Muss ich meine Gasheizung sofort austauschen?
Nein, eine funktionierende Gasheizung darf weiter betrieben werden. Wer jedoch jetzt freiwillig auf eine Wärmepumpe umsteigt, sichert sich den aktuell höchsten Klimageschwindigkeitsbonus (16 %), der ab Februar 2027 weiter sinkt.

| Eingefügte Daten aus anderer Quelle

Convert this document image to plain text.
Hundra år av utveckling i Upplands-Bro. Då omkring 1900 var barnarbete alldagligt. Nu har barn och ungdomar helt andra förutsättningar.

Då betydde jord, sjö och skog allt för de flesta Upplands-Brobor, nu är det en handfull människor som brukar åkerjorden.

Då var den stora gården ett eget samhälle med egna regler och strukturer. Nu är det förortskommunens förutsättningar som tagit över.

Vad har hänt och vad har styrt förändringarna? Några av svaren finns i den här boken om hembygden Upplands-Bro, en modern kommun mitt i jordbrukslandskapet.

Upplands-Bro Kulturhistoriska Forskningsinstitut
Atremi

Wie lange dauert der Einbau?
Die eigentliche Installation einer Luft-Wasser-Wärmepumpe ist meist innerhalb weniger Tage abgeschlossen. Mehr Zeit nehmen Planung, Förderantrag und Lieferzeit der Geräte in Anspruch.
Fazit
Die Umrüstung von Gas auf Wärmepumpe kostet für ein Einfamilienhaus typischerweise 20.000–35.000 € – dank bis zu 80 % BEG-Förderung sinkt der Eigenanteil aber oft auf 9.000–14.000 €. Wer den höchsten Klimageschwindigkeitsbonus mitnehmen will, sollte den Wechsel zeitnah angehen – ab Februar 2027 sinkt er schrittweise. Lass dein Haus von einem Fachbetrieb prüfen – die Eignung ist häufig besser als gedacht.